Baghdatis senior, a self-confessed hater of contact sports, is a social tennis player himself.

The big decision came when the family sent Marcos away to a French tennis academy at the age of 14, a decade after he first picked up a tennis racket and started to emulate his older brothers.

”The choice was like between hell and heaven, coming from a small country such as Cyprus,” said Christos.

”But I had a sixth sense, otherwise I would not have sent my son to a strange country, into a strange family, at that age. He was crying for the first three months.”

It was not easy for the family either.

”These past six years I have lost my teeth from the stress and tension just with the idea that he might not make it after all,” he said, smiling through gaps in his teeth.

Christos and his wife Andri opted to watch the match on television from their modest, one-storey home in the sleepy village of Paramytha (‘fairytale’ in Greek) in the hills above the Mediterranean coastal resort of Limassol.

They didn’t want to jinx his winning run in Melbourne. And it could have disrupted his routine ”which is everything for Marcos — who is quite superstitious — during a tournament”.

Christos Baghdatis can always tell how his son will fare, even from thousands of kilometres away.

”If he has that smile on his face, even if he is losing, I know he can do it. But if he is not enjoying the game, then he will lose,” was the forecast from Paramytha.

With Marcos being catapulted to fame and fortune with his giant-killing feats in Melbourne comes the less appealing side of having a celebrity in the family.

”We are living in terror from the media,” said Christos.

On Saturday, a television crew barged their way into the home and started running cables and preparing to camp out in his living room until the time of the match.

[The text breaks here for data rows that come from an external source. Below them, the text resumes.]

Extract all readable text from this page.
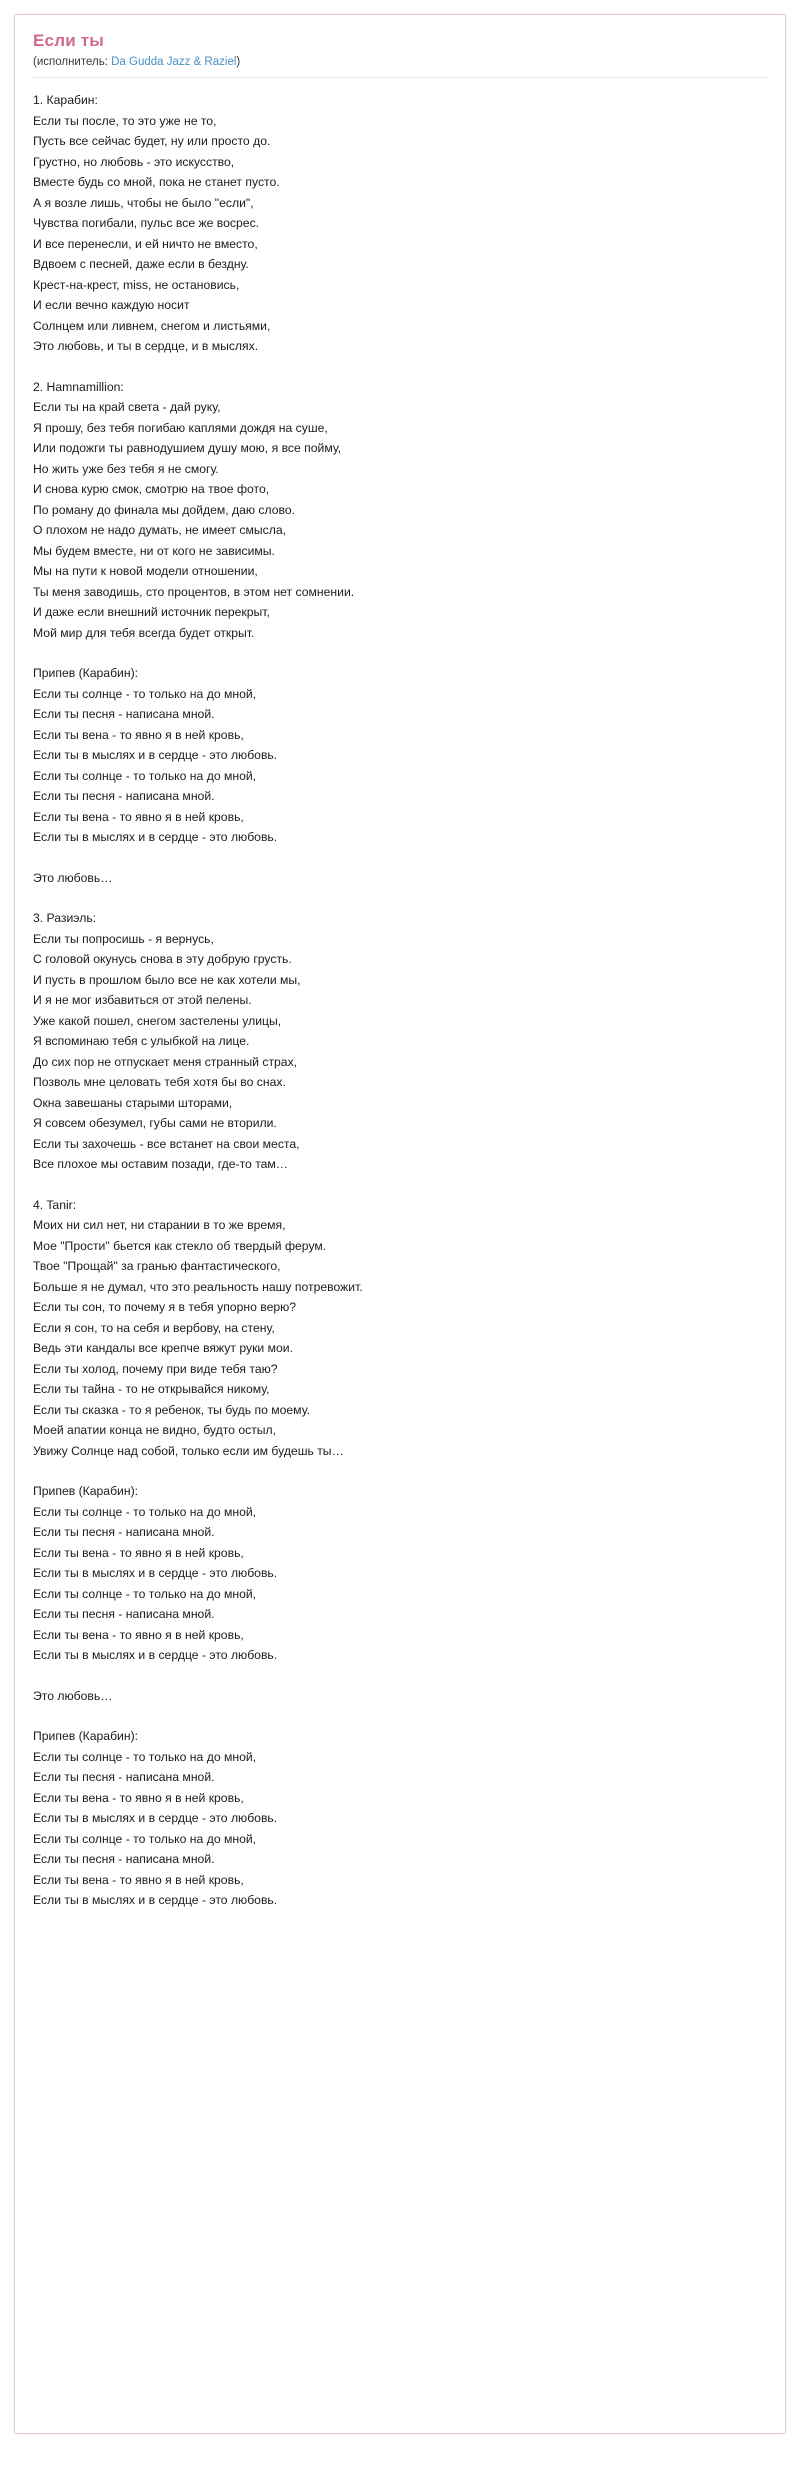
Если ты
(исполнитель: Da Gudda Jazz & Raziel)
1. Карабин:
Если ты после, то это уже не то,
Пусть все сейчас будет, ну или просто до.
Грустно, но любовь - это искусство,
Вместе будь со мной, пока не станет пусто.
А я возле лишь, чтобы не было "если",
Чувства погибали, пульс все же восрес.
И все перенесли, и ей ничто не вместо,
Вдвоем с песней, даже если в бездну.
Крест-на-крест, miss, не остановись,
И если вечно каждую носит
Солнцем или ливнем, снегом и листьями,
Это любовь, и ты в сердце, и в мыслях.
2. Hamnamillion:
Если ты на край света - дай руку,
Я прошу, без тебя погибаю каплями дождя на суше,
Или подожги ты равнодушием душу мою, я все пойму,
Но жить уже без тебя я не смогу.
И снова курю смок, смотрю на твое фото,
По роману до финала мы дойдем, даю слово.
О плохом не надо думать, не имеет смысла,
Мы будем вместе, ни от кого не зависимы.
Мы на пути к новой модели отношении,
Ты меня заводишь, сто процентов, в этом нет сомнении.
И даже если внешний источник перекрыт,
Мой мир для тебя всегда будет открыт.
Припев (Карабин):
Если ты солнце - то только на до мной,
Если ты песня - написана мной.
Если ты вена - то явно я в ней кровь,
Если ты в мыслях и в сердце - это любовь.
Если ты солнце - то только на до мной,
Если ты песня - написана мной.
Если ты вена - то явно я в ней кровь,
Если ты в мыслях и в сердце - это любовь.
Это любовь…
3. Разиэль:
Если ты попросишь - я вернусь,
С головой окунусь снова в эту добрую грусть.
И пусть в прошлом было все не как хотели мы,
И я не мог избавиться от этой пелены.
Уже какой пошел, снегом застелены улицы,
Я вспоминаю тебя с улыбкой на лице.
До сих пор не отпускает меня странный страх,
Позволь мне целовать тебя хотя бы во снах.
Окна завешаны старыми шторами,
Я совсем обезумел, губы сами не вторили.
Если ты захочешь - все встанет на свои места,
Все плохое мы оставим позади, где-то там…
4. Tanir:
Моих ни сил нет, ни старании в то же время,
Мое "Прости" бьется как стекло об твердый ферум.
Твое "Прощай" за гранью фантастического,
Больше я не думал, что это реальность нашу потревожит.
Если ты сон, то почему я в тебя упорно верю?
Если я сон, то на себя и вербову, на стену,
Ведь эти кандалы все крепче вяжут руки мои.
Если ты холод, почему при виде тебя таю?
Если ты тайна - то не открывайся никому,
Если ты сказка - то я ребенок, ты будь по моему.
Моей апатии конца не видно, будто остыл,
Увижу Солнце над собой, только если им будешь ты…
Припев (Карабин):
Если ты солнце - то только на до мной,
Если ты песня - написана мной.
Если ты вена - то явно я в ней кровь,
Если ты в мыслях и в сердце - это любовь.
Если ты солнце - то только на до мной,
Если ты песня - написана мной.
Если ты вена - то явно я в ней кровь,
Если ты в мыслях и в сердце - это любовь.
Это любовь…
Припев (Карабин):
Если ты солнце - то только на до мной,
Если ты песня - написана мной.
Если ты вена - то явно я в ней кровь,
Если ты в мыслях и в сердце - это любовь.
Если ты солнце - то только на до мной,
Если ты песня - написана мной.
Если ты вена - то явно я в ней кровь,
Если ты в мыслях и в сердце - это любовь.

”I kicked them out. I will not allow that sort of thing,” said Baghdatis, whose phone has been ringing almost non-stop since Marcos edged Argentina’s David Nalbandian in a semifinal on Thursday filled with high drama.

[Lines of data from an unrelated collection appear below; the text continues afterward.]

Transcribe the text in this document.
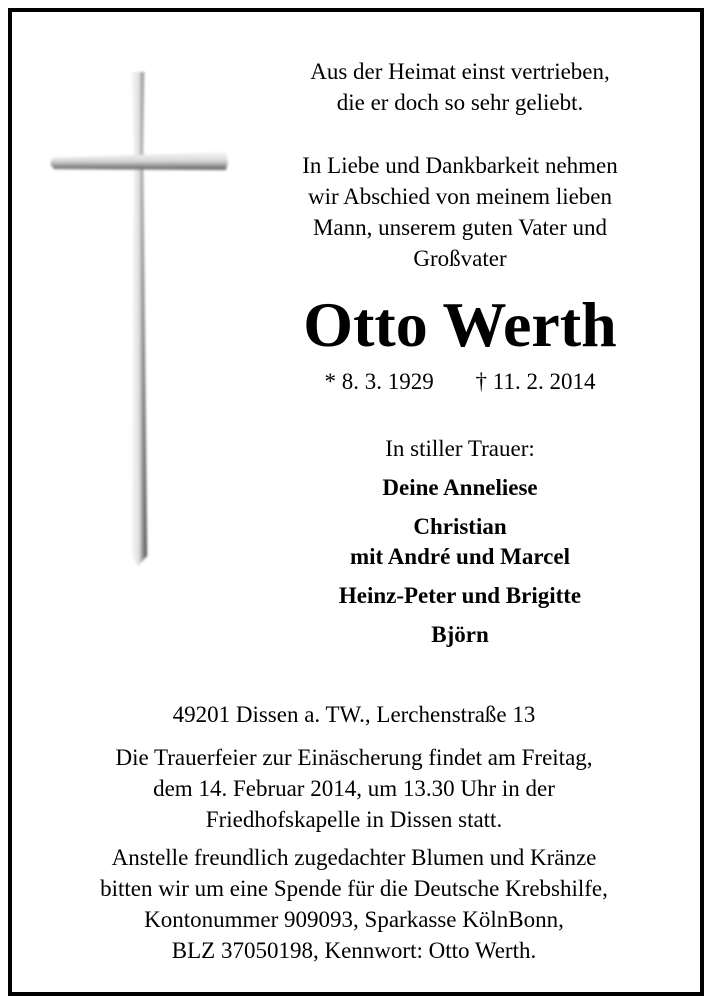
Aus der Heimat einst vertrieben,
die er doch so sehr geliebt.
In Liebe und Dankbarkeit nehmen
wir Abschied von meinem lieben
Mann, unserem guten Vater und
Großvater
Otto Werth
* 8. 3. 1929 † 11. 2. 2014
In stiller Trauer:
Deine Anneliese
Christian
mit André und Marcel
Heinz-Peter und Brigitte
Björn
49201 Dissen a. TW., Lerchenstraße 13
Die Trauerfeier zur Einäscherung findet am Freitag,
dem 14. Februar 2014, um 13.30 Uhr in der
Friedhofskapelle in Dissen statt.
Anstelle freundlich zugedachter Blumen und Kränze
bitten wir um eine Spende für die Deutsche Krebshilfe,
Kontonummer 909093, Sparkasse KölnBonn,
BLZ 37050198, Kennwort: Otto Werth.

While Cyprus has been basking in the glory of the Baghdatis against-the-odds triumphs, the father told of how his native Lebanon across the water could also have grounds to be proud.

The Baghdatis family, going back centuries, hails from Ahvaz in the Arab part of Iran on the border with Iraq, hence their name.

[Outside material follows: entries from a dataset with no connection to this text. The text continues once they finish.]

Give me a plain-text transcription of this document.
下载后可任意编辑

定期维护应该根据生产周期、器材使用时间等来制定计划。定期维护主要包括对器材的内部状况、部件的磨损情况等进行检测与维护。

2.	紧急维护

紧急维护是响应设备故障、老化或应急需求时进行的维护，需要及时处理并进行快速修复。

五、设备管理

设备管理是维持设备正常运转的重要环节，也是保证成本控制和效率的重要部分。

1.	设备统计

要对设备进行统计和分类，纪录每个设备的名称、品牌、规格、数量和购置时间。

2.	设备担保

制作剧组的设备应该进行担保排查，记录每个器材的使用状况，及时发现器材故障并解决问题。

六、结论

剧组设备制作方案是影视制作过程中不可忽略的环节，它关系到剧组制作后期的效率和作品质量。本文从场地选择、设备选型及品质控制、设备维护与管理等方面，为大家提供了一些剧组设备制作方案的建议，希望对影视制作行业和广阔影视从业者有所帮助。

They resettled in Lebanon, where Marcos’s father was born in the northern port city of Tripoli.

”If he has the chance to see his father’s country some day, definitely this will awaken the passion about his father’s roots,” said Christos Baghdatis, who moved to Limassol back in 1973 and soon met his Greek Cypriot wife to be.

After the final, Christos plans to visit his Lebanese grandmother and uncles living in Sydney.

As for the match itself, Baghdatis senior says this is just the beginning. ”My son has already made his mark at the international level. But my expectation, and that of Marcos, is much, much higher.”

The father takes no credit for the passion of Baghdatis’s game.

”You have to be born with it. It is a gift from within. I believe Marcos has found out what there is in his soul,” he said.

For father and son, they have reached a parting of the ways.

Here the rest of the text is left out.